CS professionals are trained to be the bridge between law and practice, boardroom and operations, compliance and conscience. They understand disclosures, risks, documentation, ethics. And in this new world of ESG assurance, those very skills make them natural candidates to coordinate assurance processes, advise on ESG disclosures, build internal systems, or even become social impact assessors themselves—especially with the right upskilling.
And then came the news that took this from important to urgent.
In June 2025, the Basel Committee on Banking Supervision announced a global standard: banks around the world, including in India, will now have to disclose climate-related financial risks—aligned with frameworks like TCFD and ISSB (IFRS S2). That means Indian regulators, like the RBI, will soon mandate banks to publish not only their sustainability practices but the actual financial risks they face from climate change—floods, droughts, transition risks, carbon pricing, stranded assets.
Now think about this: banks are already filing BRSR. Soon, they'll need to deepen their disclosures to include climate risk—and these disclosures will require strong assurance and governance. That's not just about sustainability anymore. That's about financial stability.
That's Basel.
This has a ripple effect:
Banks will push ESG and climate risk disclosures down to their borrowers—listed companies, SMEs, large suppliers.
Value chain reporting, currently voluntary under BRSR, may become de facto mandatory.
Assurance becomes critical—not just for compliance, but for investor trust, risk management, and capital access.
And who can step into this expanding gap? Again, Company Secretaries—if they choose to.
With the right skills—understanding ESG frameworks (BRSR Core, GRI, ISSB), assurance standards (ISAE 3000, AA1000AS), and social impact tools (SROI, logic models, stakeholder engagement)—CS professionals can evolve from compliance checkers to strategic advisors, ESG assurance coordinators, or certified impact evaluators. They can serve in companies, with banks, in consulting roles, or even as part of third-party assurance teams.

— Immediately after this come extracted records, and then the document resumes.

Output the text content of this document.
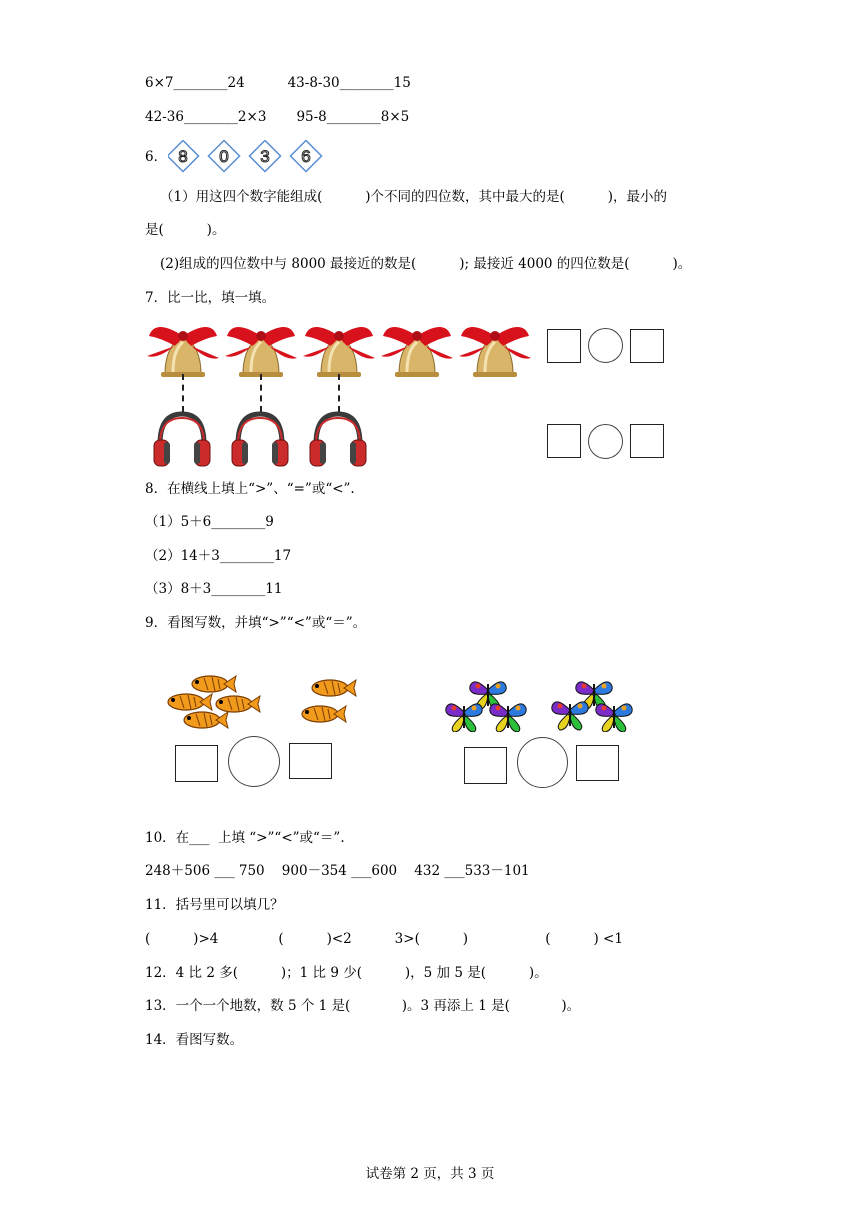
6×7________24          43-8-30________15
42-36________2×3       95-8________8×5
6． 8 0 3 6
（1）用这四个数字能组成(          )个不同的四位数，其中最大的是(          )，最小的
是(          )。
(2)组成的四位数中与 8000 最接近的数是(          ); 最接近 4000 的四位数是(          )。
7．比一比，填一填。
8．在横线上填上“>”、“=”或“<”.
（1）5＋6________9
（2）14＋3________17
（3）8＋3________11
9．看图写数，并填“>”“<”或“＝”。
10．在___  上填 “>”“<”或“＝”.
248＋506 ___ 750    900－354 ___600    432 ___533－101
11．括号里可以填几？
(          )>4              (          )<2          3>(          )                  (          ) <1
12．4 比 2 多(          )；1 比 9 少(          )，5 加 5 是(          )。
13．一个一个地数，数 5 个 1 是(            )。3 再添上 1 是(            )。
14．看图写数。
试卷第 2 页，共 3 页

India may be rolling this out more gradually than the EU, but the direction is unmistakable. The EU's double materiality approach, value chain disclosures, and mandatory assurance under CSRD are already influencing global supply chains. Indian companies that export, partner, or seek foreign capital will need to match those expectations. And that means professionals supporting them—especially CS—need to be future-ready.
If there's one message that cuts through all of this, it's this:
Assurance is no longer just a nice-to-have. It's the new language of credibility.
And if BRSR is the sentence, assurance is the punctuation mark that gives it clarity and power.
So no, BRSR is not just a form. It's not just another compliance task. It's an invitation. To think deeper, report better, govern smarter. And to step into a role that's not only emerging—but essential.